Но та царевна, которую изображал Суриков, еще чиста и по-детски доверчива. Она выходит из церкви, полная восторженного спокойствия и убеждения в чистоте помыслов обитательниц монастыря, «спасающих свои души за его стенами». Недаром боярыня-мамка, знающая все и вся, зорко смотрит за тем, чтобы окружающее царевну благочиние ни в чем не нарушалось. Под озаренными горячим полыханием свечей иконами в золотых окладах вытянулся ряд монахинь, как темная сила, которой суждено затащить, опутать и опустошить душу и ларцы этой юной красавицы, которая медленно плывет в платье серебристого атласа, украшенном расшитым золотом оплечьем с самоцветами и жемчугами. Словно чистое голубое холодное сияние исходит от этого платья.

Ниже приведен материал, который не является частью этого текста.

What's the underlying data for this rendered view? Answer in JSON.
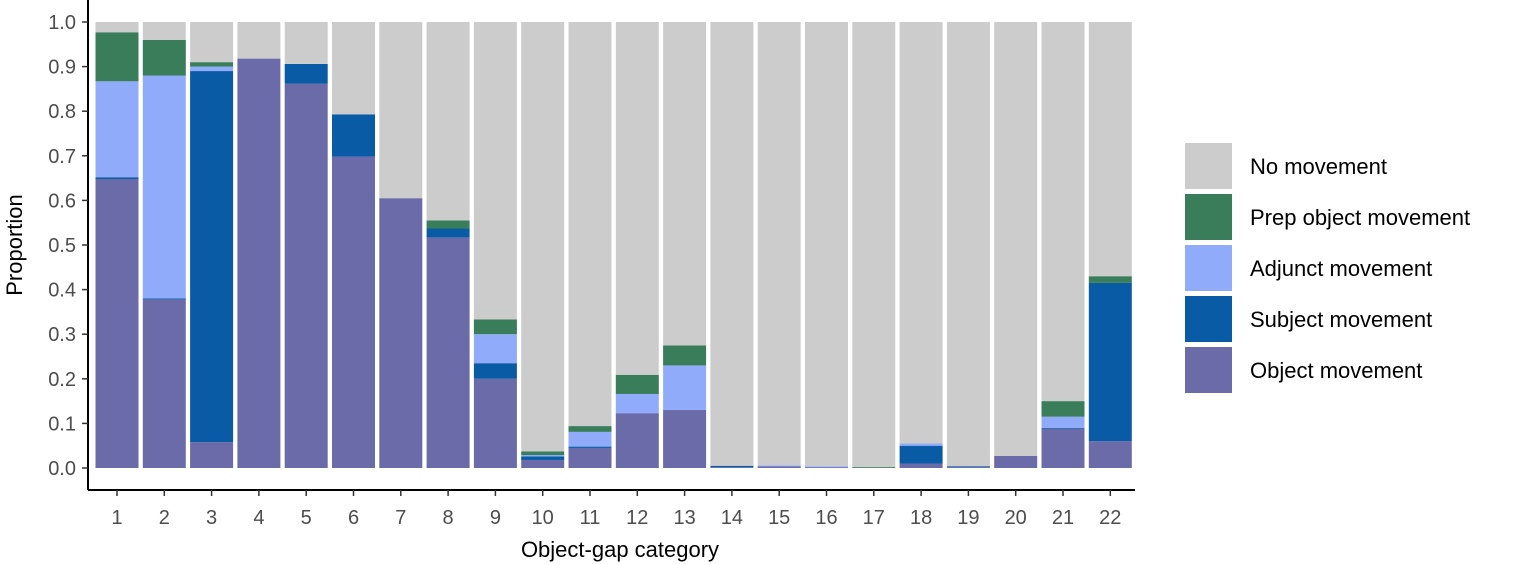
{
  "chart_data": {
    "type": "bar",
    "stacked": true,
    "title": "",
    "xlabel": "Object-gap category",
    "ylabel": "Proportion",
    "ylim": [
      0,
      1
    ],
    "yticks": [
      "0.0",
      "0.1",
      "0.2",
      "0.3",
      "0.4",
      "0.5",
      "0.6",
      "0.7",
      "0.8",
      "0.9",
      "1.0"
    ],
    "categories": [
      "1",
      "2",
      "3",
      "4",
      "5",
      "6",
      "7",
      "8",
      "9",
      "10",
      "11",
      "12",
      "13",
      "14",
      "15",
      "16",
      "17",
      "18",
      "19",
      "20",
      "21",
      "22"
    ],
    "legend_position": "right",
    "grid": false,
    "series": [
      {
        "name": "Object movement",
        "color": "#6b6baa",
        "values": [
          0.648,
          0.378,
          0.058,
          0.918,
          0.862,
          0.698,
          0.605,
          0.517,
          0.2,
          0.018,
          0.045,
          0.123,
          0.13,
          0.002,
          0.004,
          0.002,
          0.0,
          0.01,
          0.002,
          0.027,
          0.088,
          0.06
        ]
      },
      {
        "name": "Subject movement",
        "color": "#0a5ba6",
        "values": [
          0.004,
          0.002,
          0.832,
          0.0,
          0.044,
          0.095,
          0.0,
          0.02,
          0.035,
          0.008,
          0.003,
          0.0,
          0.0,
          0.003,
          0.0,
          0.0,
          0.0,
          0.04,
          0.002,
          0.0,
          0.002,
          0.355
        ]
      },
      {
        "name": "Adjunct movement",
        "color": "#8fabfa",
        "values": [
          0.215,
          0.5,
          0.01,
          0.0,
          0.0,
          0.0,
          0.0,
          0.0,
          0.065,
          0.003,
          0.033,
          0.043,
          0.1,
          0.0,
          0.002,
          0.002,
          0.0,
          0.005,
          0.0,
          0.0,
          0.025,
          0.0
        ]
      },
      {
        "name": "Prep object movement",
        "color": "#3a7d5a",
        "values": [
          0.11,
          0.08,
          0.01,
          0.0,
          0.0,
          0.0,
          0.0,
          0.018,
          0.033,
          0.008,
          0.013,
          0.043,
          0.045,
          0.0,
          0.0,
          0.0,
          0.002,
          0.0,
          0.0,
          0.0,
          0.035,
          0.015
        ]
      },
      {
        "name": "No movement",
        "color": "#cccccc",
        "values": [
          0.023,
          0.04,
          0.09,
          0.082,
          0.094,
          0.207,
          0.395,
          0.445,
          0.667,
          0.963,
          0.906,
          0.791,
          0.725,
          0.995,
          0.994,
          0.996,
          0.998,
          0.945,
          0.996,
          0.973,
          0.85,
          0.57
        ]
      }
    ],
    "legend_order": [
      "No movement",
      "Prep object movement",
      "Adjunct movement",
      "Subject movement",
      "Object movement"
    ]
  }
}
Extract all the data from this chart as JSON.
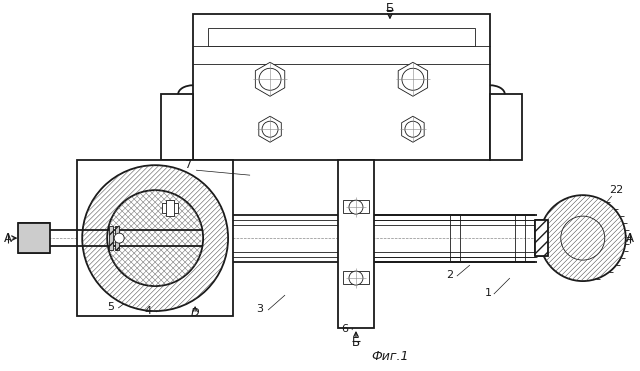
{
  "bg_color": "#ffffff",
  "line_color": "#1a1a1a",
  "figsize": [
    6.4,
    3.71
  ],
  "dpi": 100,
  "labels": {
    "fig": "Фиг.1",
    "B_top": "Б",
    "B_bot": "Б",
    "A_left": "А",
    "A_right": "А",
    "n1": "1",
    "n2": "2",
    "n3": "3",
    "n4": "4",
    "n5": "5",
    "n6": "6",
    "n7": "7",
    "n22": "22",
    "D": "D"
  }
}
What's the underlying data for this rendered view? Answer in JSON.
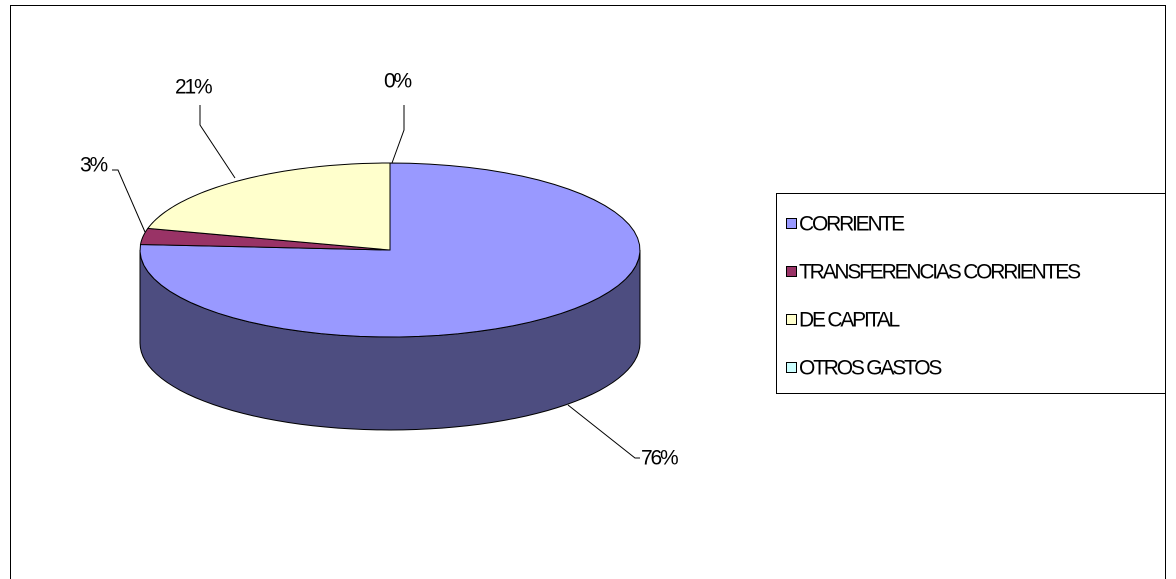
{
  "chart_data": {
    "type": "pie3d",
    "categories": [
      "CORRIENTE",
      "TRANSFERENCIAS CORRIENTES",
      "DE CAPITAL",
      "OTROS GASTOS"
    ],
    "values": [
      76,
      3,
      21,
      0
    ],
    "value_labels": [
      "76%",
      "3%",
      "21%",
      "0%"
    ],
    "colors": [
      "#9999ff",
      "#993366",
      "#ffffcc",
      "#ccffff"
    ],
    "legend": "right"
  }
}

Василий Иванович писал картину крупными мазками — «по отлипу», как он сам выражался об этой манере накладывать свежие мазки по еще не просохшему, липкому вчерашнему слою краски. Эти крупные мазки придавали блеск рефлексам в лепке лиц, игре самоцветов, полыханию пламени на тяжелых подсвечниках. Конечно, картина эта была не такого крупного значения и масштаба, как предыдущие работы, но она была богата и празднична по колориту, убедительна в своей интимной проникновенности.